The war on the ground, therefore, seems to have stalled in a trench warfare between the two banks of the Dnieper, returning to a condition similar to that experienced in 1480 during what was called the “Meeting of the Ugrá River”, a separation of Russians and Tatars on opposite banks of the Ugra River, near the current Russian-Ukrainian border, which ended two hundred years of “Tatar yoke.” At that moment the two forces of East and West finally chose not to continue the fight, and Russia began its renaissance and even dreamed of becoming the “third Rome”, the bringer of salvation for the whole world, like Russia. of Vladimir Putin. And almost coinciding with the retreat to the East, the Russian president solemnly approved the document “Fundamentals of State Policy for the Preservation and Strengthening of Traditional Russian Spiritual and Moral Values”, which entered into force on November 9. , after the “November bridge” of the national holidays.

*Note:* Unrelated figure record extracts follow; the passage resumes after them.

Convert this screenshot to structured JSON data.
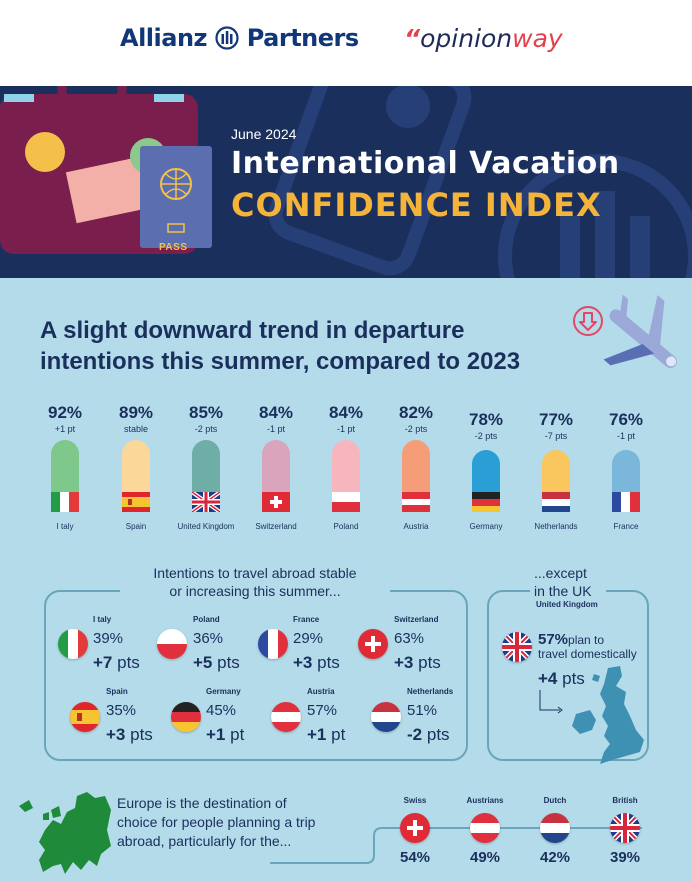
{
  "logos": {
    "allianz": "Allianz",
    "allianz_partners": "Partners",
    "opinion_quote": "“",
    "opinion_a": "opinion",
    "opinion_b": "way"
  },
  "banner": {
    "date": "June 2024",
    "title_line1": "International Vacation",
    "title_line2": "CONFIDENCE INDEX",
    "passport_label": "PASS"
  },
  "headline": "A slight downward trend in departure intentions this summer, compared to 2023",
  "countries": [
    {
      "name": "I taly",
      "pct": "92%",
      "change": "+1 pt",
      "pill_color": "#7fc88c"
    },
    {
      "name": "Spain",
      "pct": "89%",
      "change": "stable",
      "pill_color": "#fbd89a"
    },
    {
      "name": "United Kingdom",
      "pct": "85%",
      "change": "-2 pts",
      "pill_color": "#6faea6"
    },
    {
      "name": "Switzerland",
      "pct": "84%",
      "change": "-1 pt",
      "pill_color": "#d9a4bc"
    },
    {
      "name": "Poland",
      "pct": "84%",
      "change": "-1 pt",
      "pill_color": "#f7b6be"
    },
    {
      "name": "Austria",
      "pct": "82%",
      "change": "-2 pts",
      "pill_color": "#f59d77"
    },
    {
      "name": "Germany",
      "pct": "78%",
      "change": "-2 pts",
      "pill_color": "#2a9fd6"
    },
    {
      "name": "Netherlands",
      "pct": "77%",
      "change": "-7 pts",
      "pill_color": "#f9c75e"
    },
    {
      "name": "France",
      "pct": "76%",
      "change": "-1 pt",
      "pill_color": "#7ab7da"
    }
  ],
  "stable_box": {
    "title_line1": "Intentions to travel abroad stable",
    "title_line2": "or increasing this summer...",
    "items": [
      {
        "name": "I taly",
        "pct": "39%",
        "pts_num": "+7",
        "pts_unit": "pts"
      },
      {
        "name": "Poland",
        "pct": "36%",
        "pts_num": "+5",
        "pts_unit": "pts"
      },
      {
        "name": "France",
        "pct": "29%",
        "pts_num": "+3",
        "pts_unit": "pts"
      },
      {
        "name": "Switzerland",
        "pct": "63%",
        "pts_num": "+3",
        "pts_unit": "pts"
      },
      {
        "name": "Spain",
        "pct": "35%",
        "pts_num": "+3",
        "pts_unit": "pts"
      },
      {
        "name": "Germany",
        "pct": "45%",
        "pts_num": "+1",
        "pts_unit": "pt"
      },
      {
        "name": "Austria",
        "pct": "57%",
        "pts_num": "+1",
        "pts_unit": "pt"
      },
      {
        "name": "Netherlands",
        "pct": "51%",
        "pts_num": "-2",
        "pts_unit": "pts"
      }
    ]
  },
  "uk_box": {
    "title_line1": "...except",
    "title_line2": "in the UK",
    "country": "United Kingdom",
    "pct": "57%",
    "text_a": "plan to",
    "text_b": "travel domestically",
    "pts_num": "+4",
    "pts_unit": "pts"
  },
  "europe": {
    "text": "Europe is the destination of choice for people planning a trip abroad, particularly for the...",
    "nationalities": [
      {
        "name": "Swiss",
        "pct": "54%"
      },
      {
        "name": "Austrians",
        "pct": "49%"
      },
      {
        "name": "Dutch",
        "pct": "42%"
      },
      {
        "name": "British",
        "pct": "39%"
      }
    ]
  }
}
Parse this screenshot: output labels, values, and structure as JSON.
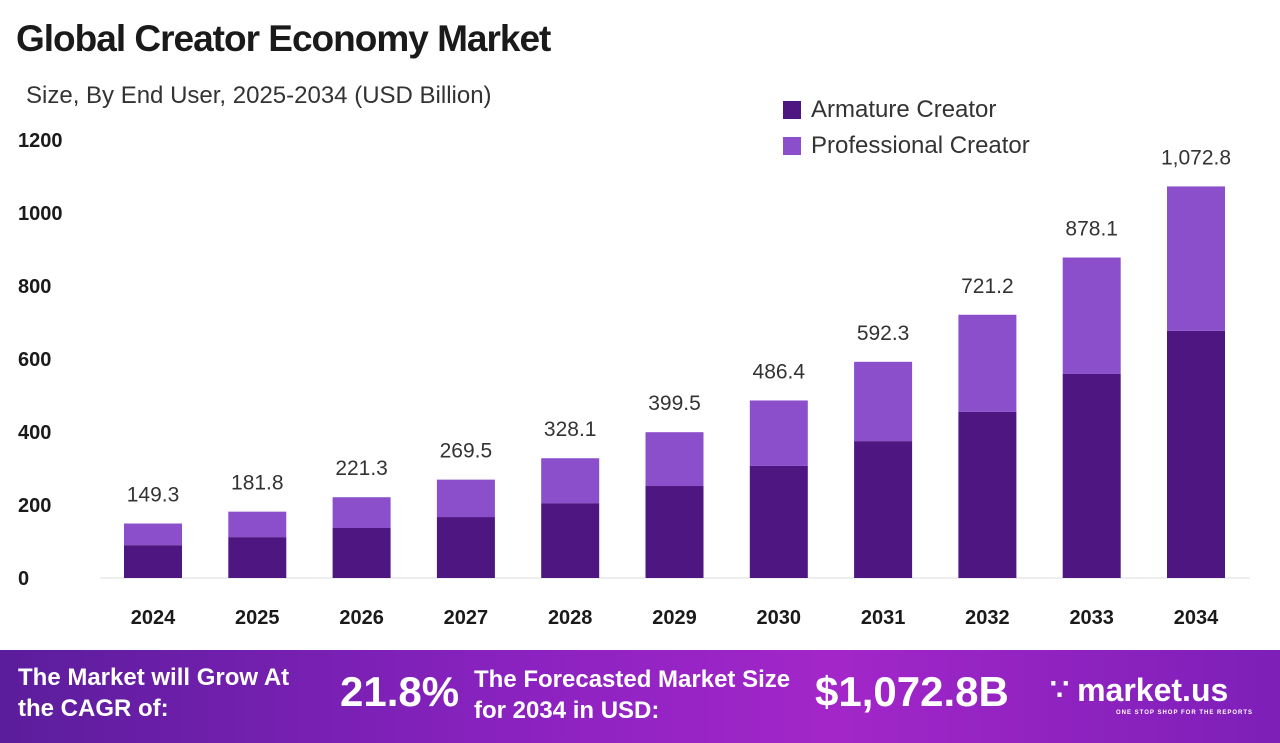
{
  "chart_data": {
    "type": "bar",
    "stacked": true,
    "title": "Global Creator Economy Market",
    "subtitle": "Size, By End User, 2025-2034 (USD Billion)",
    "xlabel": "",
    "ylabel": "",
    "ylim": [
      0,
      1200
    ],
    "yticks": [
      0,
      200,
      400,
      600,
      800,
      1000,
      1200
    ],
    "grid": false,
    "legend_position": "top-right",
    "categories": [
      "2024",
      "2025",
      "2026",
      "2027",
      "2028",
      "2029",
      "2030",
      "2031",
      "2032",
      "2033",
      "2034"
    ],
    "series": [
      {
        "name": "Armature Creator",
        "color": "#4e1680",
        "values": [
          90,
          112,
          137,
          167,
          205,
          252,
          307,
          375,
          455,
          559,
          677
        ]
      },
      {
        "name": "Professional Creator",
        "color": "#8b4fcc",
        "values": [
          59.3,
          69.8,
          84.3,
          102.5,
          123.1,
          147.5,
          179.4,
          217.3,
          266.2,
          319.1,
          395.8
        ]
      }
    ],
    "totals": [
      149.3,
      181.8,
      221.3,
      269.5,
      328.1,
      399.5,
      486.4,
      592.3,
      721.2,
      878.1,
      1072.8
    ],
    "total_labels": [
      "149.3",
      "181.8",
      "221.3",
      "269.5",
      "328.1",
      "399.5",
      "486.4",
      "592.3",
      "721.2",
      "878.1",
      "1,072.8"
    ]
  },
  "footer": {
    "cagr_text": "The Market will Grow At the CAGR of:",
    "cagr_value": "21.8%",
    "forecast_text": "The Forecasted Market Size for 2034 in USD:",
    "forecast_value": "$1,072.8B",
    "logo_text": "market.us",
    "logo_tagline": "ONE STOP SHOP FOR THE REPORTS"
  }
}
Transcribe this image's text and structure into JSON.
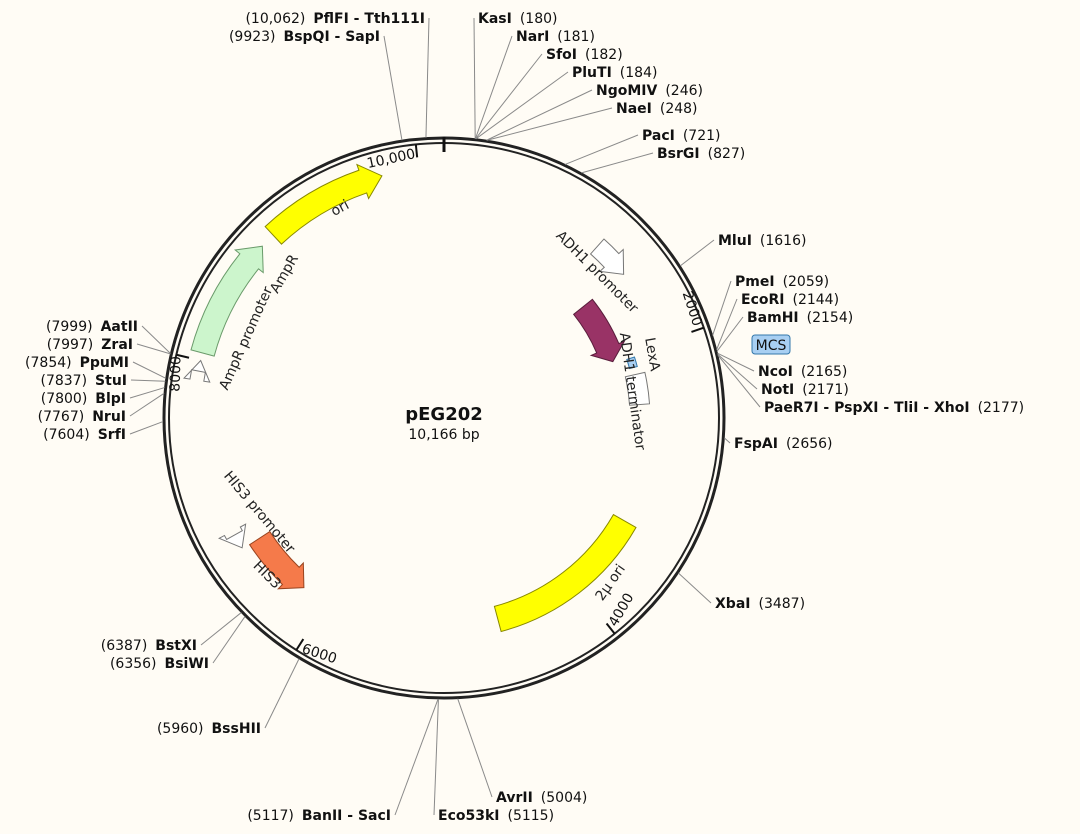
{
  "plasmid": {
    "name": "pEG202",
    "size_label": "10,166 bp",
    "length": 10166,
    "backbone_color": "#222222"
  },
  "ticks": [
    {
      "bp": 2000,
      "label": "2000"
    },
    {
      "bp": 4000,
      "label": "4000"
    },
    {
      "bp": 6000,
      "label": "6000"
    },
    {
      "bp": 8000,
      "label": "8000"
    },
    {
      "bp": 10000,
      "label": "10,000"
    }
  ],
  "features": [
    {
      "id": "ori",
      "label": "ori",
      "start": 8950,
      "end": 9760,
      "radius": 250,
      "width": 24,
      "direction": 1,
      "fill": "#ffff00",
      "stroke": "#888800",
      "label_inside": true
    },
    {
      "id": "ampr-promoter",
      "label": "AmpR promoter",
      "start": 7930,
      "end": 8000,
      "radius": 250,
      "width": 14,
      "direction": 1,
      "fill": "#ffffff",
      "stroke": "#777777",
      "label_inside": false
    },
    {
      "id": "ampr",
      "label": "AmpR",
      "start": 8050,
      "end": 8850,
      "radius": 250,
      "width": 24,
      "direction": 1,
      "fill": "#ccf5cc",
      "stroke": "#6a9a6a",
      "label_inside": false
    },
    {
      "id": "adh1-promoter",
      "label": "ADH1 promoter",
      "start": 1180,
      "end": 1450,
      "radius": 230,
      "width": 20,
      "direction": 1,
      "fill": "#ffffff",
      "stroke": "#777777",
      "label_inside": false
    },
    {
      "id": "lexa",
      "label": "LexA",
      "start": 1450,
      "end": 2020,
      "radius": 178,
      "width": 24,
      "direction": 1,
      "fill": "#993366",
      "stroke": "#5a1e3c",
      "label_inside": false
    },
    {
      "id": "mcs-box",
      "label": "",
      "start": 2040,
      "end": 2120,
      "radius": 196,
      "width": 8,
      "direction": 0,
      "fill": "#a8cff2",
      "stroke": "#3377aa",
      "label_inside": false
    },
    {
      "id": "adh1-terminator",
      "label": "ADH1 terminator",
      "start": 2180,
      "end": 2430,
      "radius": 196,
      "width": 20,
      "direction": 0,
      "fill": "#ffffff",
      "stroke": "#777777",
      "label_inside": false
    },
    {
      "id": "two-micron-ori",
      "label": "2μ ori",
      "start": 3380,
      "end": 4660,
      "radius": 208,
      "width": 26,
      "direction": 0,
      "fill": "#ffff00",
      "stroke": "#888800",
      "label_inside": true
    },
    {
      "id": "his3-promoter",
      "label": "HIS3 promoter",
      "start": 6700,
      "end": 6800,
      "radius": 240,
      "width": 18,
      "direction": -1,
      "fill": "#ffffff",
      "stroke": "#777777",
      "label_inside": false
    },
    {
      "id": "his3",
      "label": "HIS3",
      "start": 6200,
      "end": 6690,
      "radius": 220,
      "width": 24,
      "direction": -1,
      "fill": "#f57a4a",
      "stroke": "#99441f",
      "label_inside": true
    }
  ],
  "feature_labels": [
    {
      "feature": "ori",
      "text": "ori"
    },
    {
      "feature": "ampr-promoter",
      "text": "AmpR promoter"
    },
    {
      "feature": "ampr",
      "text": "AmpR"
    },
    {
      "feature": "adh1-promoter",
      "text": "ADH1 promoter"
    },
    {
      "feature": "lexa",
      "text": "LexA"
    },
    {
      "feature": "adh1-terminator",
      "text": "ADH1 terminator"
    },
    {
      "feature": "two-micron-ori",
      "text": "2μ ori"
    },
    {
      "feature": "his3-promoter",
      "text": "HIS3 promoter"
    },
    {
      "feature": "his3",
      "text": "HIS3"
    }
  ],
  "sites_right": [
    {
      "name": "KasI",
      "pos": "(180)",
      "bp": 180
    },
    {
      "name": "NarI",
      "pos": "(181)",
      "bp": 181
    },
    {
      "name": "SfoI",
      "pos": "(182)",
      "bp": 182
    },
    {
      "name": "PluTI",
      "pos": "(184)",
      "bp": 184
    },
    {
      "name": "NgoMIV",
      "pos": "(246)",
      "bp": 246
    },
    {
      "name": "NaeI",
      "pos": "(248)",
      "bp": 248
    },
    {
      "name": "PacI",
      "pos": "(721)",
      "bp": 721
    },
    {
      "name": "BsrGI",
      "pos": "(827)",
      "bp": 827
    },
    {
      "name": "MluI",
      "pos": "(1616)",
      "bp": 1616
    },
    {
      "name": "PmeI",
      "pos": "(2059)",
      "bp": 2059
    },
    {
      "name": "EcoRI",
      "pos": "(2144)",
      "bp": 2144
    },
    {
      "name": "BamHI",
      "pos": "(2154)",
      "bp": 2154
    },
    {
      "name": "NcoI",
      "pos": "(2165)",
      "bp": 2165
    },
    {
      "name": "NotI",
      "pos": "(2171)",
      "bp": 2171
    },
    {
      "name": "PaeR7I - PspXI - TliI - XhoI",
      "pos": "(2177)",
      "bp": 2177
    },
    {
      "name": "FspAI",
      "pos": "(2656)",
      "bp": 2656
    },
    {
      "name": "XbaI",
      "pos": "(3487)",
      "bp": 3487
    }
  ],
  "sites_left": [
    {
      "name": "PflFI - Tth111I",
      "pos": "(10,062)",
      "bp": 10062
    },
    {
      "name": "BspQI - SapI",
      "pos": "(9923)",
      "bp": 9923
    },
    {
      "name": "AatII",
      "pos": "(7999)",
      "bp": 7999
    },
    {
      "name": "ZraI",
      "pos": "(7997)",
      "bp": 7997
    },
    {
      "name": "PpuMI",
      "pos": "(7854)",
      "bp": 7854
    },
    {
      "name": "StuI",
      "pos": "(7837)",
      "bp": 7837
    },
    {
      "name": "BlpI",
      "pos": "(7800)",
      "bp": 7800
    },
    {
      "name": "NruI",
      "pos": "(7767)",
      "bp": 7767
    },
    {
      "name": "SrfI",
      "pos": "(7604)",
      "bp": 7604
    },
    {
      "name": "BstXI",
      "pos": "(6387)",
      "bp": 6387
    },
    {
      "name": "BsiWI",
      "pos": "(6356)",
      "bp": 6356
    },
    {
      "name": "BssHII",
      "pos": "(5960)",
      "bp": 5960
    },
    {
      "name": "BanII - SacI",
      "pos": "(5117)",
      "bp": 5117
    }
  ],
  "sites_bottom_right": [
    {
      "name": "AvrII",
      "pos": "(5004)",
      "bp": 5004
    },
    {
      "name": "Eco53kI",
      "pos": "(5115)",
      "bp": 5115
    }
  ],
  "mcs_badge": {
    "label": "MCS",
    "fill": "#a8cff2",
    "stroke": "#3377aa"
  }
}
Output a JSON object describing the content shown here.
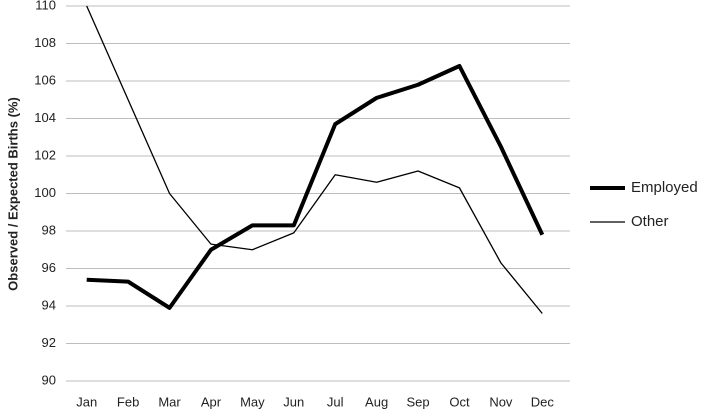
{
  "chart_data": {
    "type": "line",
    "y_label": "Observed / Expected Births (%)",
    "categories": [
      "Jan",
      "Feb",
      "Mar",
      "Apr",
      "May",
      "Jun",
      "Jul",
      "Aug",
      "Sep",
      "Oct",
      "Nov",
      "Dec"
    ],
    "series": [
      {
        "name": "Employed",
        "color": "#000000",
        "line_width": 4,
        "values": [
          95.4,
          95.3,
          93.9,
          97.0,
          98.3,
          98.3,
          103.7,
          105.1,
          105.8,
          106.8,
          102.5,
          97.8
        ]
      },
      {
        "name": "Other",
        "color": "#000000",
        "line_width": 1.3,
        "values": [
          110.0,
          105.0,
          100.0,
          97.3,
          97.0,
          97.9,
          101.0,
          100.6,
          101.2,
          100.3,
          96.3,
          93.6
        ]
      }
    ],
    "ylim": [
      90,
      110
    ],
    "yticks": [
      90,
      92,
      94,
      96,
      98,
      100,
      102,
      104,
      106,
      108,
      110
    ],
    "grid": true,
    "legend": "right"
  }
}
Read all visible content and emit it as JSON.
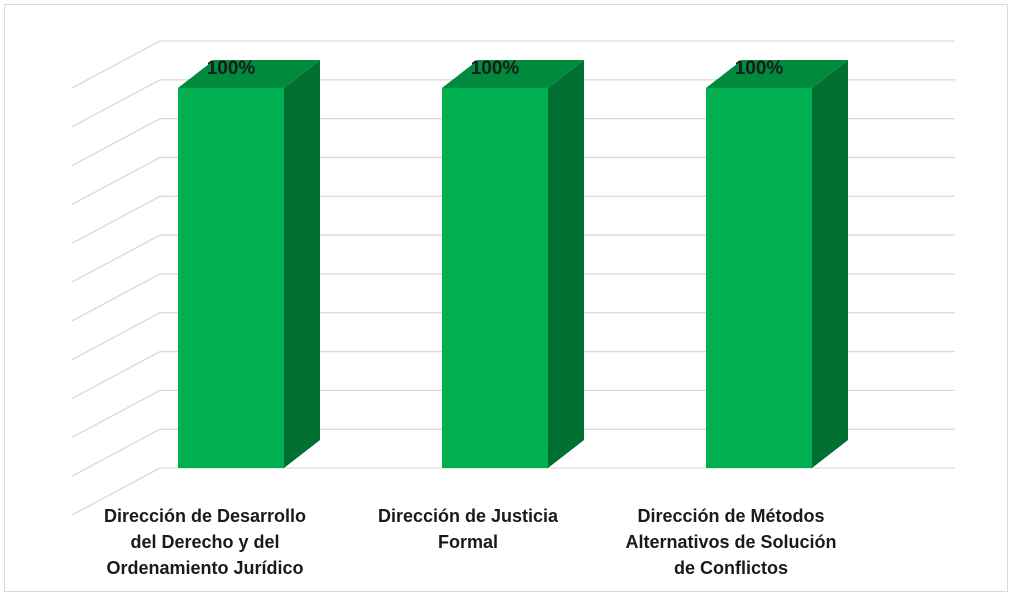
{
  "chart_data": {
    "type": "bar",
    "categories": [
      "Dirección de Desarrollo\ndel Derecho y del\nOrdenamiento Jurídico",
      "Dirección de Justicia\nFormal",
      "Dirección de Métodos\nAlternativos de Solución\nde Conflictos"
    ],
    "values": [
      1.0,
      1.0,
      1.0
    ],
    "data_labels": [
      "100%",
      "100%",
      "100%"
    ],
    "ylim": [
      0,
      1.1
    ],
    "grid": true,
    "legend": "none",
    "colors": {
      "front": "#00b050",
      "side": "#006f31",
      "top": "#008a3c",
      "grid": "#d9d9d9",
      "label": "#1a1a1a"
    }
  }
}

In the reiteration of these proclamations in defense of tradition, there is an accentuation of the messianic tones that emerge from the patriotic dimensions, to the detriment even of the Christian-orthodox characteristics of these “moral and spiritual values”. These are incorporated only as a complement to the principles “that guarantee the unity of our multinational and multi-denominational country, and sustain the progress of the life of the people and the development of their human potential,” according to Putin’s decree. Thanks to these foundations, “it is possible to face new challenges and threats, reacting and affirming oneself in the field of geopolitics and social, cultural and technological processes”, for which “civil identity” is exalted even before the religious, giving second place to the importance of “faith in the only God” and the “dogmatic truth of Orthodoxy”.
It is not a political or religious ideology that pushes Russia to wars, it is a self-celebratory “vocation”, an instinct to redefine the foundations of life itself, an exasperated and never achieved quest for synthesis between the two shores of geography. interior, between the two surfaces of the mirror that reflects in an increasingly distorted way the image of themselves. A dream dimension, which destroys real life with the affirmation of a virtual world. Ultimately, it is the prophecy of postmodern civilization, on all banks of the river.